L’étude Eurostat sur les forces de travail le montre depuis plusieurs années. Dans l’Union européenne, seuls les salariés finlandais travaillent moins que leurs homologues français, du moins pour ceux à temps complet. Si l’on prend en compte les temps partiels et les travailleurs non-salariés, la durée moyenne hebdomadaire en France gagne quelques places au classement. Mais faire une moyenne a-t-il réellement du sens ?
Temps de travail hebdomadaire des salariés français
En 2022, la durée annuelle effective de travail pour les salariés à temps complet en France reste plus basse que celles estimées pour les autres pays européens.
C’est ce qu’indique Rexecode d’après ses calculs sur les données de l’enquête Forces de Travail d’Eurostat.
Temps complet et travail effectif : avant-derniers en Europe !
Deux notions sont très importantes dans cette analyse de Rexecode. Celle-ci porte ici sur des salariés à temps complet et sur la notion de durée de travail effectif, à ne pas confondre avec durée de travail habituelle. Cette dernière désigne en effet le nombre d’heures faites sur une semaine sans événement particulier et sans absence.
Si l’on retient la durée de travail effectif, c’est-à-dire les heures réellement affectées à la production au sens large, on arrive à 1668 heures annuelles en moyenne en France pour une personne à temps complet.
Sur cette base, l’écart avec un salarié italien à temps complet est de 162 heures par an, de 122 avec un Allemand et de 65 heures avec un Espagnol. Seul le salarié finlandais fait moins d’heures sur l’année (-28).
Assez peu de salariés à temps partiel, et ils font plus d’heures !
L’analyse des durées de travail pour les salariés à temps partiel change un peu la donne. Ainsi, il faut rappeler que la proportion de salariés à temps complet en France reste relativement stable sur une longue période aux alentours de 82 %. Elle est également plus élevée que dans la majeure partie des autres pays européens. Ce qui signifie en creux qu’il y a moins de temps partiels en France que dans les économies comparables, Espagne exceptée.

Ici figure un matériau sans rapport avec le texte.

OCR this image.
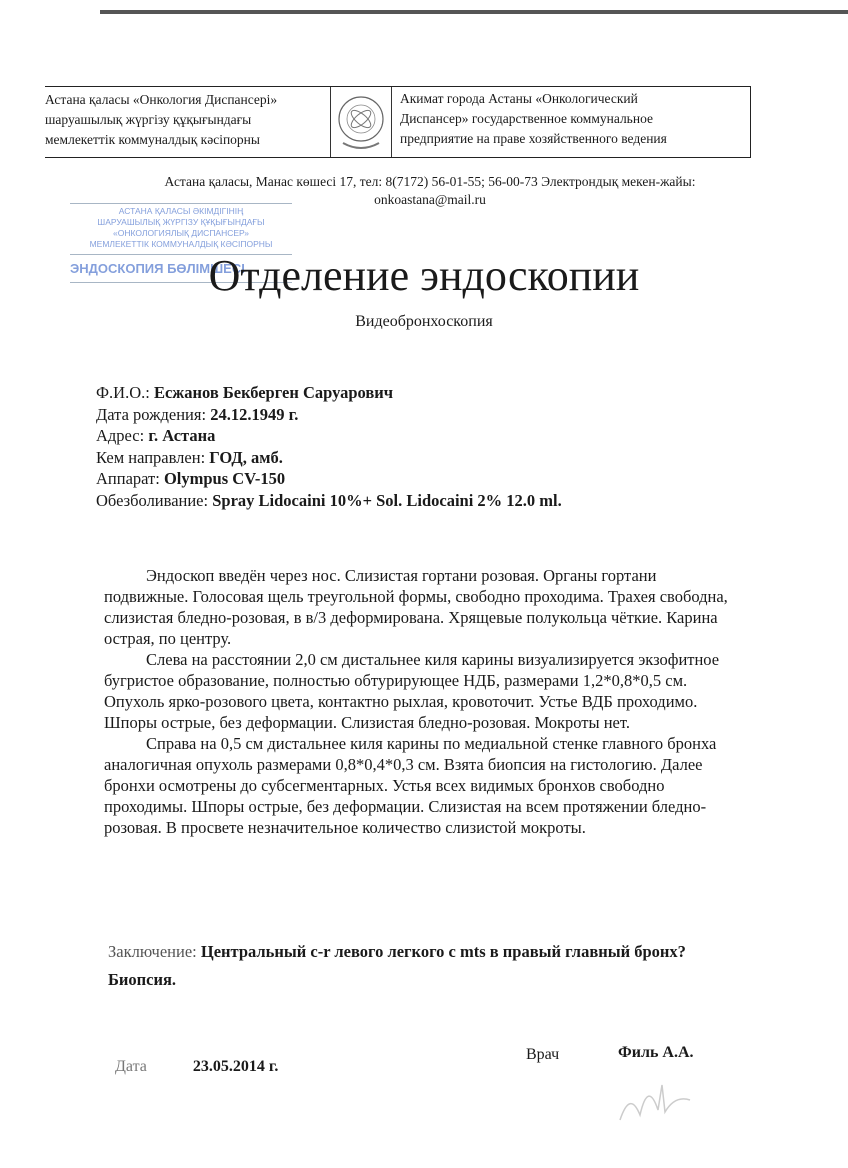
Астана қаласы «Онкология Диспансері»
шаруашылық жүргізу құқығындағы
мемлекеттік коммуналдық кәсіпорны
Акимат города Астаны «Онкологический
Диспансер» государственное коммунальное
предприятие на праве хозяйственного ведения
Астана қаласы, Манас көшесі 17, тел: 8(7172) 56-01-55; 56-00-73 Электрондық мекен-жайы:
onkoastana@mail.ru
АСТАНА ҚАЛАСЫ ӘКІМДІГІНІҢ
ШАРУАШЫЛЫҚ ЖҮРГІЗУ ҚҰҚЫҒЫНДАҒЫ
«ОНКОЛОГИЯЛЫҚ ДИСПАНСЕР»
МЕМЛЕКЕТТІК КОММУНАЛДЫҚ КӘСІПОРНЫ
ЭНДОСКОПИЯ БӨЛІМШЕСІ
Отделение эндоскопии
Видеобронхоскопия
Ф.И.О.: Есжанов Бекберген Саруарович
Дата рождения: 24.12.1949 г.
Адрес: г. Астана
Кем направлен: ГОД, амб.
Аппарат: Olympus CV-150
Обезболивание: Spray Lidocaini 10%+ Sol. Lidocaini 2% 12.0 ml.

Эндоскоп введён через нос. Слизистая гортани розовая. Органы гортани подвижные. Голосовая щель треугольной формы, свободно проходима. Трахея свободна, слизистая бледно-розовая, в в/3 деформирована. Хрящевые полукольца чёткие. Карина острая, по центру.

Слева на расстоянии 2,0 см дистальнее киля карины визуализируется экзофитное бугристое образование, полностью обтурирующее НДБ, размерами 1,2*0,8*0,5 см. Опухоль ярко-розового цвета, контактно рыхлая, кровоточит. Устье ВДБ проходимо. Шпоры острые, без деформации. Слизистая бледно-розовая. Мокроты нет.

Справа на 0,5 см дистальнее киля карины по медиальной стенке главного бронха аналогичная опухоль размерами 0,8*0,4*0,3 см. Взята биопсия на гистологию. Далее бронхи осмотрены до субсегментарных. Устья всех видимых бронхов свободно проходимы. Шпоры острые, без деформации. Слизистая на всем протяжении бледно-розовая. В просвете незначительное количество слизистой мокроты.

Заключение: Центральный с-r левого легкого с mts в правый главный бронх? Биопсия.
Дата	23.05.2014 г.
Врач	Филь А.А.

Sur ce point, Rexecode indique que les raisons sont difficiles à identifier. Choix individuels ? Difficultés à trouver un temps plein ? Rigidités du marché du travail ?

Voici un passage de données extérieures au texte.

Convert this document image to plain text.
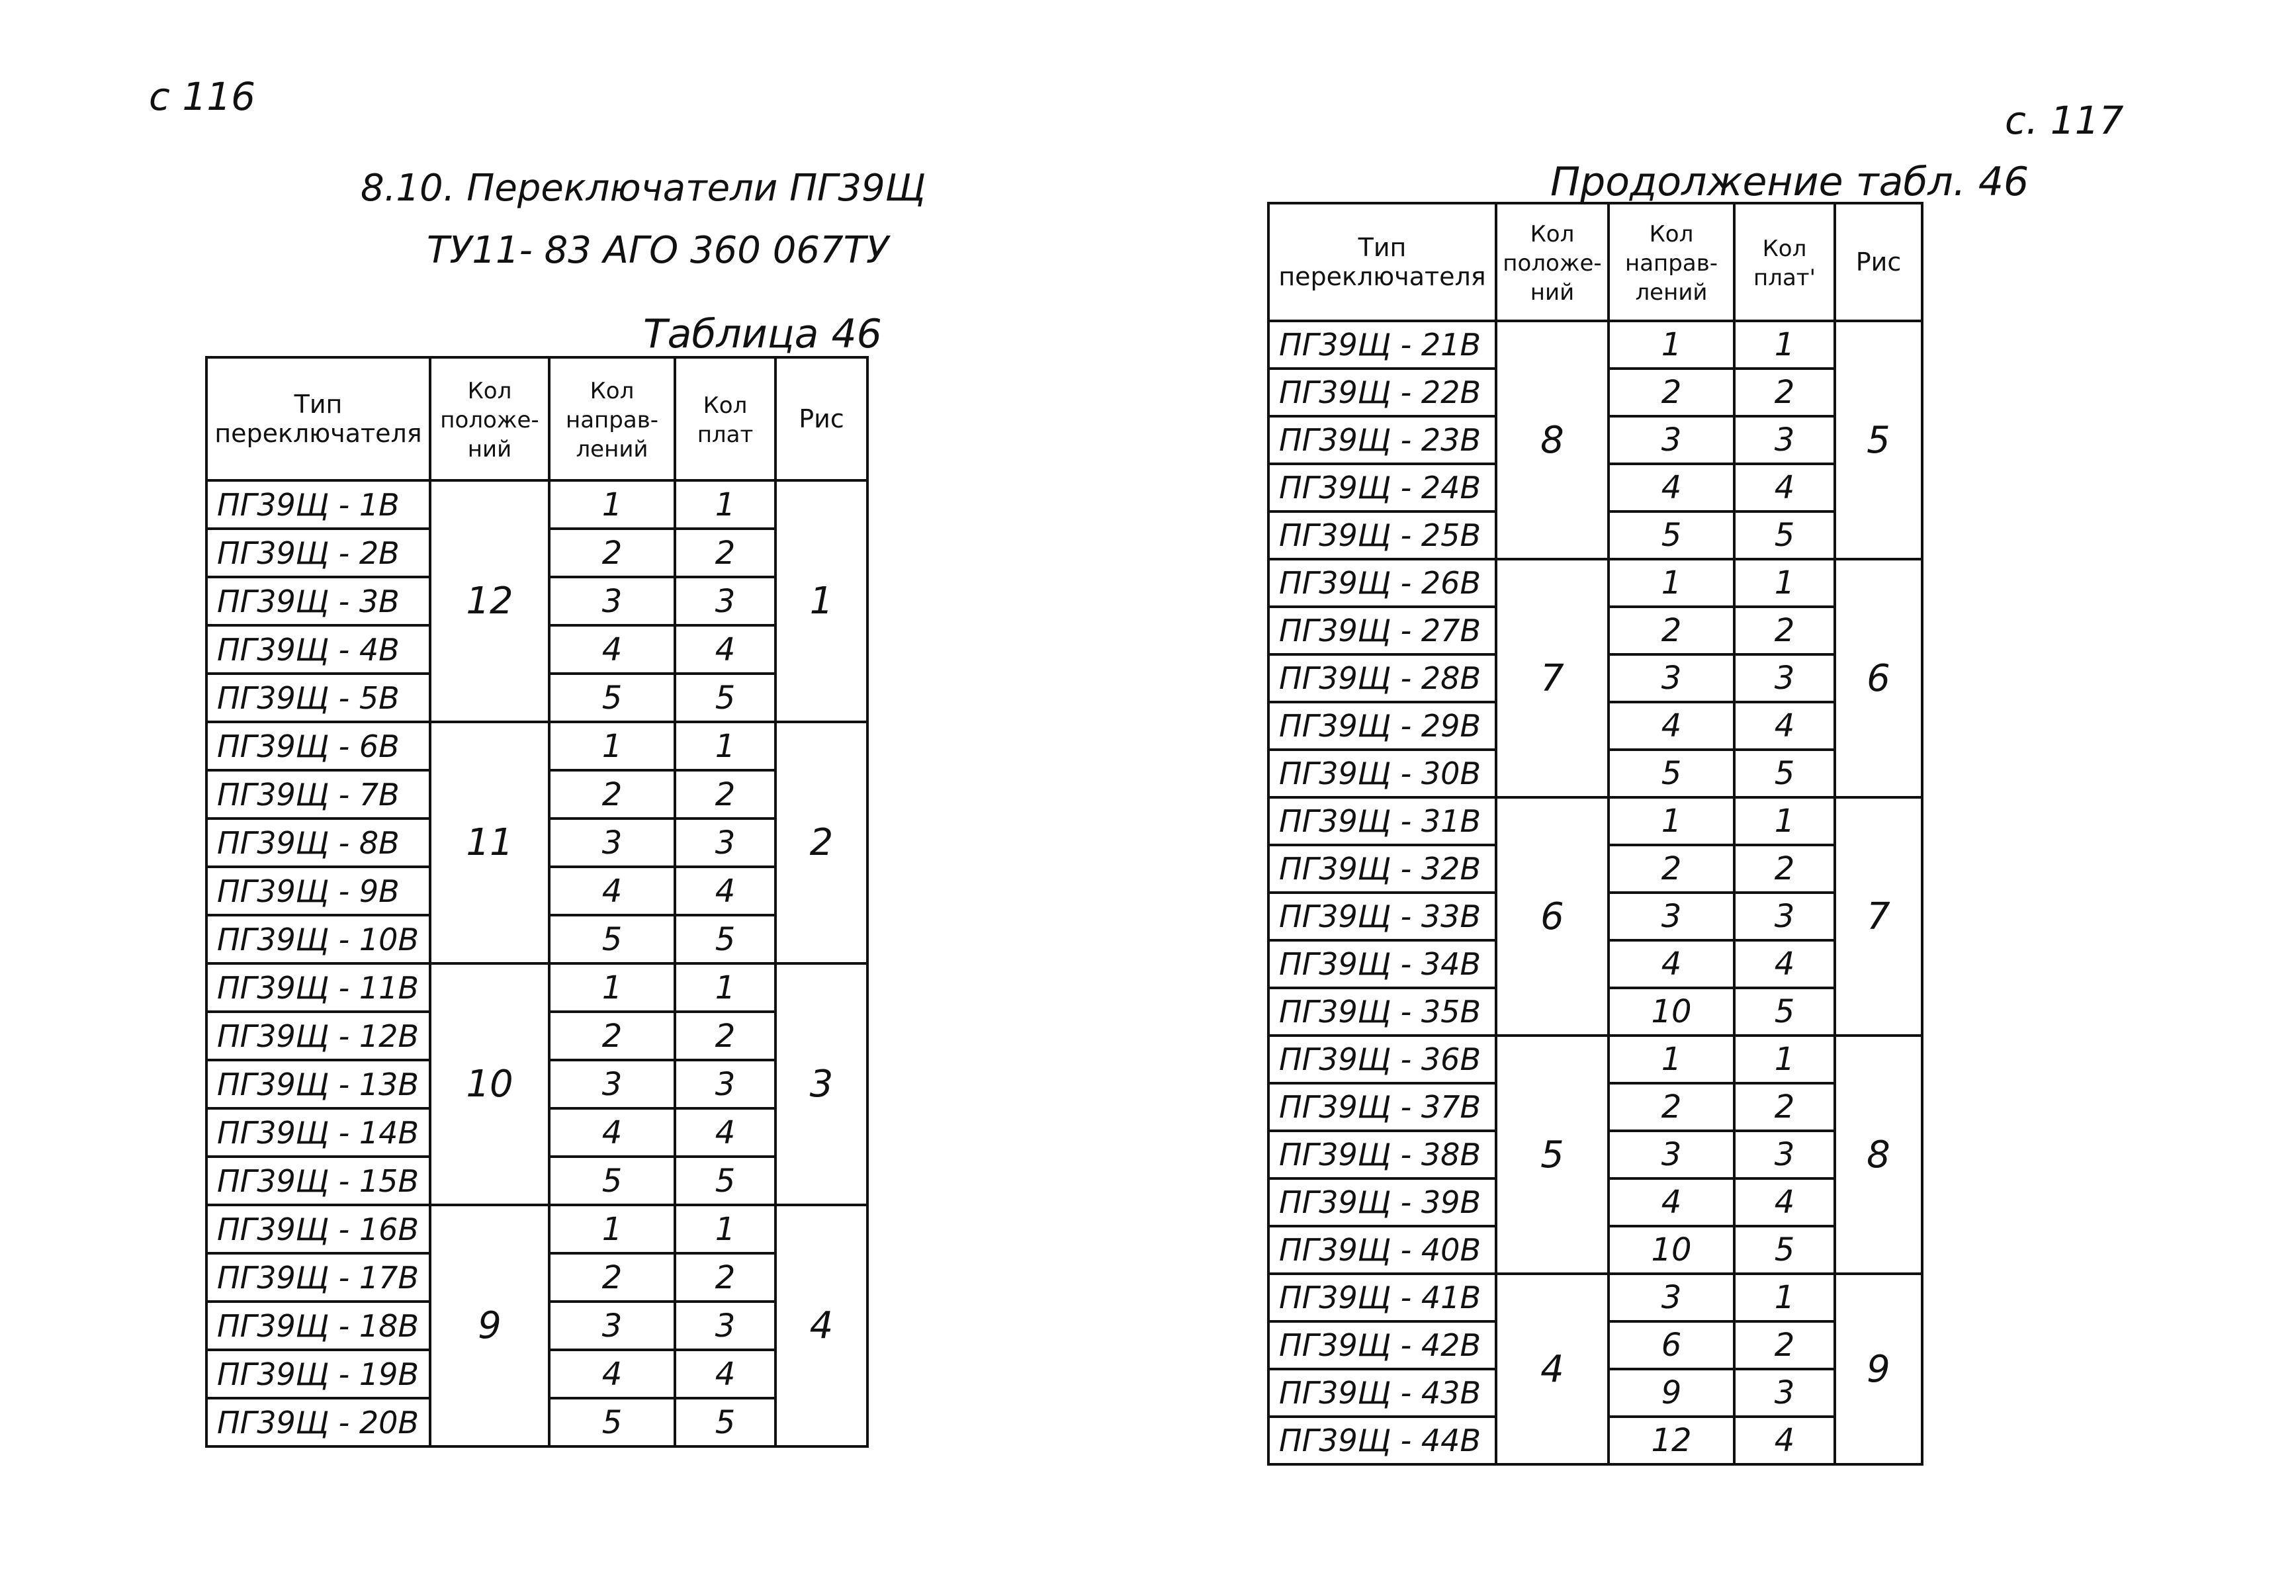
с 116
8.10. Переключатели ПГ39Щ
ТУ11- 83 АГО 360 067ТУ
Таблица 46
Тип переключателя	Кол положе- ний	Кол направ- лений	Кол плат	Рис
ПГ39Щ - 1В	12	1	1	1
ПГ39Щ - 2В		2	2	
ПГ39Щ - 3В		3	3	
ПГ39Щ - 4В		4	4	
ПГ39Щ - 5В		5	5	
ПГ39Щ - 6В	11	1	1	2
ПГ39Щ - 7В		2	2	
ПГ39Щ - 8В		3	3	
ПГ39Щ - 9В		4	4	
ПГ39Щ - 10В		5	5	
ПГ39Щ - 11В	10	1	1	3
ПГ39Щ - 12В		2	2	
ПГ39Щ - 13В		3	3	
ПГ39Щ - 14В		4	4	
ПГ39Щ - 15В		5	5	
ПГ39Щ - 16В	9	1	1	4
ПГ39Щ - 17В		2	2	
ПГ39Щ - 18В		3	3	
ПГ39Щ - 19В		4	4	
ПГ39Щ - 20В		5	5	
с. 117
Продолжение табл. 46
Тип переключателя	Кол положе- ний	Кол направ- лений	Кол плат'	Рис
ПГ39Щ - 21В	8	1	1	5
ПГ39Щ - 22В		2	2	
ПГ39Щ - 23В		3	3	
ПГ39Щ - 24В		4	4	
ПГ39Щ - 25В		5	5	
ПГ39Щ - 26В	7	1	1	6
ПГ39Щ - 27В		2	2	
ПГ39Щ - 28В		3	3	
ПГ39Щ - 29В		4	4	
ПГ39Щ - 30В		5	5	
ПГ39Щ - 31В	6	1	1	7
ПГ39Щ - 32В		2	2	
ПГ39Щ - 33В		3	3	
ПГ39Щ - 34В		4	4	
ПГ39Щ - 35В		10	5	
ПГ39Щ - 36В	5	1	1	8
ПГ39Щ - 37В		2	2	
ПГ39Щ - 38В		3	3	
ПГ39Щ - 39В		4	4	
ПГ39Щ - 40В		10	5	
ПГ39Щ - 41В	4	3	1	9
ПГ39Щ - 42В		6	2	
ПГ39Щ - 43В		9	3	
ПГ39Щ - 44В		12	4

Par ailleurs, les salariés à temps partiel en France ont tendance à faire plus d’heures que leurs homologues européens. Ainsi, la durée effective moyenne de travail d’un salarié à temps partiel en France est de 971 heures par an quand elle est de 952 heures en moyenne dans l’Union européenne.
Les travailleurs non-salariés font remonter la moyenne
L’enquête Eurostat fait ressortir que la durée effective moyenne pour les travailleurs non-salariés TP est l’une des plus élevées d’Europe (6e place dans l’UE) avec un total de 2239 heures par an. À comparer à 2141 heures en Espagne et en Allemagne, ou 2211 heures en Italie.
De ce fait, l’écart annuel en France entre travailleurs salariés et travailleurs non-salariés à temps complet est très élevé : 34 % alors qu’il n’est que de 21 % en Allemagne ou 21 % en Italie.
Une moyenne trompeuse
En faisant la moyenne des travailleurs salariés à temps complet, de ceux à temps partiel et des travailleurs non-salariés, la France regagne quelques places au classement de la durée effective moyenne de travail toutes catégories confondues.
Mais cette moyenne est discutable. D’ailleurs, Rexecode prend le soin de préciser que la durée effective moyenne des salariés à temps complet est le seul indicateur qui soit pertinent pour les comparaisons internationales macroéconomiques.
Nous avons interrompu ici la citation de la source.